Growing up, Laxman was reserved by nature. He played cricket for the joy of it and so chose the game ahead of a ’secure’ career as a doctor — an obvious choice given both his parents are doctors. After discussions with family and friends, he followed his gut feeling and called it a day after playing 134 Tests spanning over a decade and a half.
The stylish right-hander from Hyderabad will always be synonymous with the 281 runs he made in the Kolkata Test against Australia in 2001. It’s one of the most defining moments in Indian cricket, and changed the way the opposition perceived India as a Test team. It gave players a sense of belief in themselves.
Laxman’s autobiography – 281 And Beyond written in association with senior journalist R Kaushik, has detailed accounts of the highs and lows of the cricketer’s career. He starts straightaway with his epic 281 and how it changed his life. He dwells on his first Test century in Sydney in 1999-2000 that gave him the belief that he belonged in international cricket.
281 And Beyond also touches upon his childhood and how his parents encouraged him to follow his dream. Laxman also talks about the value of good upbringing and the importance of encouraging children to take decisions and stick to them.
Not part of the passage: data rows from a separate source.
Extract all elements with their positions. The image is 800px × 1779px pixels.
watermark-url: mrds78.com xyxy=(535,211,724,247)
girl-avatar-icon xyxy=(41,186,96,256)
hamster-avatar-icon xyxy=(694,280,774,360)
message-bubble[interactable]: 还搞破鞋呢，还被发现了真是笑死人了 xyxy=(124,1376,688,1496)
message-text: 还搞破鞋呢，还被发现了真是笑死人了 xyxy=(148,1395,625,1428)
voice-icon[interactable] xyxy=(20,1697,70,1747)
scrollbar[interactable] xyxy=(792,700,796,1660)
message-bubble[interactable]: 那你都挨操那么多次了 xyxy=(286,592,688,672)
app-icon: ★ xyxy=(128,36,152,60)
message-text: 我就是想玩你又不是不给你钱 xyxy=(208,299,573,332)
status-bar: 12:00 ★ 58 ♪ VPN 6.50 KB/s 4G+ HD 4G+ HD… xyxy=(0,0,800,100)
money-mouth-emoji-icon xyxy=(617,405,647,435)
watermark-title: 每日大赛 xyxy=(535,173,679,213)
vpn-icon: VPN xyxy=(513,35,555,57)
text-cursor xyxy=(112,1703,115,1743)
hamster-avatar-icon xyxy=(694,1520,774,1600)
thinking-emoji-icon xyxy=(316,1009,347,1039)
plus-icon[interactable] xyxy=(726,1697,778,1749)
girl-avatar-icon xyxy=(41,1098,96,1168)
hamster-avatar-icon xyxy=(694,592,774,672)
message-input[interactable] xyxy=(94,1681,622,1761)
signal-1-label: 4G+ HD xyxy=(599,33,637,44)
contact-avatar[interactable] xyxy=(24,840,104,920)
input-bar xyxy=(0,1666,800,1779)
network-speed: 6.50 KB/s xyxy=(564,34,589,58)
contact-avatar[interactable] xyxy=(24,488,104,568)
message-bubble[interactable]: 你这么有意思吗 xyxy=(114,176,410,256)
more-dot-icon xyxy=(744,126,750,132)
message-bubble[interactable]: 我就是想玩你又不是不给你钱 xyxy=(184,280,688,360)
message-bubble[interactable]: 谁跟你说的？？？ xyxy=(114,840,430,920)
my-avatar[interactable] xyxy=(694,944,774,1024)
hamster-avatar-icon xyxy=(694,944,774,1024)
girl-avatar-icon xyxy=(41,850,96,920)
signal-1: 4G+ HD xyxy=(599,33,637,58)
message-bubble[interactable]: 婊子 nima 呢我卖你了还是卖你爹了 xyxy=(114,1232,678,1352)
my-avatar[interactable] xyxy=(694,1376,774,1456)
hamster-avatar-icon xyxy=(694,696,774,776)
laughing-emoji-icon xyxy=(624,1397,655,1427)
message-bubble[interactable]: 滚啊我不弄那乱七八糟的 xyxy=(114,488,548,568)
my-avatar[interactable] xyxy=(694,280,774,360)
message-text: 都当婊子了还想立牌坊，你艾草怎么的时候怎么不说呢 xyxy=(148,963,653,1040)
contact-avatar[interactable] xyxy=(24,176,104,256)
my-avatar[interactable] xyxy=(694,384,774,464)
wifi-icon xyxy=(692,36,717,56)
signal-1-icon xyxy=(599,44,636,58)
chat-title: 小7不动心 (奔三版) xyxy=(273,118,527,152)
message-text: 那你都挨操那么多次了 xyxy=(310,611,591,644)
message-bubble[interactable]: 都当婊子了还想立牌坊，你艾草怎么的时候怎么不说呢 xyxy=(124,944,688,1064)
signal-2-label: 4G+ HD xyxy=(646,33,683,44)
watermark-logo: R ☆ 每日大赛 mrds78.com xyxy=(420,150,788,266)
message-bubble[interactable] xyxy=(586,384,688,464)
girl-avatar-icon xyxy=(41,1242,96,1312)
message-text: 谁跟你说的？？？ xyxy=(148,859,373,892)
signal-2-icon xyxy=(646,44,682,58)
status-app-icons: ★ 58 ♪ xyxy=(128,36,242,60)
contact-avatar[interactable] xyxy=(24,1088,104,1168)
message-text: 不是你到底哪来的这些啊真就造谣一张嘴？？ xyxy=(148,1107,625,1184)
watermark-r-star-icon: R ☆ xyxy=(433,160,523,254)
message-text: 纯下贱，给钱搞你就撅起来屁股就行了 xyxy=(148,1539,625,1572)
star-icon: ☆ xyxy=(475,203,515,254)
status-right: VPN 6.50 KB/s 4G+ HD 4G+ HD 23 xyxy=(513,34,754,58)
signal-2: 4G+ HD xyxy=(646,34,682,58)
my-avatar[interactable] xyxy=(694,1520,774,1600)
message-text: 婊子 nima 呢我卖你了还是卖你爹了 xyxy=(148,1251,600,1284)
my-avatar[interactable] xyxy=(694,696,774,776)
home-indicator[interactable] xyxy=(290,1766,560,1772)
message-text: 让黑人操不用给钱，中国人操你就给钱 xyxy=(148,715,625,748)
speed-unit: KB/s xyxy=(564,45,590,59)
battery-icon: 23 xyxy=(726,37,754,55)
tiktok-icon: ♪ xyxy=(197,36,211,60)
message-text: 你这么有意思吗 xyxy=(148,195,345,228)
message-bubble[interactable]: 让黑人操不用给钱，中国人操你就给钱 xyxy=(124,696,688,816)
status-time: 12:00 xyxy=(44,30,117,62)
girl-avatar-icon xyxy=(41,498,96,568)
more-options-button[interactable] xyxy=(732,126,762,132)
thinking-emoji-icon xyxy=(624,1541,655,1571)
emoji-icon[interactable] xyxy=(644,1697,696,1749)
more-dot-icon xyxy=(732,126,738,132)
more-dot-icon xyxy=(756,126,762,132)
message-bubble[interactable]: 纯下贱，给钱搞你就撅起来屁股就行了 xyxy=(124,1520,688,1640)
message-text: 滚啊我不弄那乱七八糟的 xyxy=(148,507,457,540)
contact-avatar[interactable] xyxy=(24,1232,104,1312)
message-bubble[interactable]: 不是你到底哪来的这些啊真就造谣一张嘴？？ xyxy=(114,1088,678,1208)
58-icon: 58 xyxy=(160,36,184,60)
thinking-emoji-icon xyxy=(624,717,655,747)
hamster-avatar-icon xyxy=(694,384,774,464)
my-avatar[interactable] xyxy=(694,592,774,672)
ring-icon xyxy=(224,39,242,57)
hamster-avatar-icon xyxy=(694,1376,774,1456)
Laxman’s triumphs are a perfect example of success coming as a result of working hard towards a goal and staying focused. “The results take care of themselves if you do the processes right,“ he writes.
Laxman’s book would be incomplete if he did not write about his love for playing in Australia. He does not disappoint. Besides, there are stories about his desire to work in a petrol station – rearranging food supplies and mopping the floor – during his stint in the Bradford League in England. He wanted to do this not for extra bucks but to erase the image of ’laid back Hyderabadis’.
He talks about everyone who influenced him in the sport, right from childhood coaches to his mates in the Hyderabad Ranji Trophy team. As also the camaraderie he shared with India players and the relationship with various coaches, including the rift with Greg Chappell and the calming influence of Gary Kirsten.
Much like his delightful stroke play, Laxman’s autobiography is a delight to read. It is a frank, and told in simple, easy-to-read prose.
Kaushik, who has followed Laxman’s career from his under-15 days, is a veteran Test cricket writer. He does not impose his own voice in this book, but lets Laxman be the narrator. The result – this is Laxman’s story in Laxman’s words.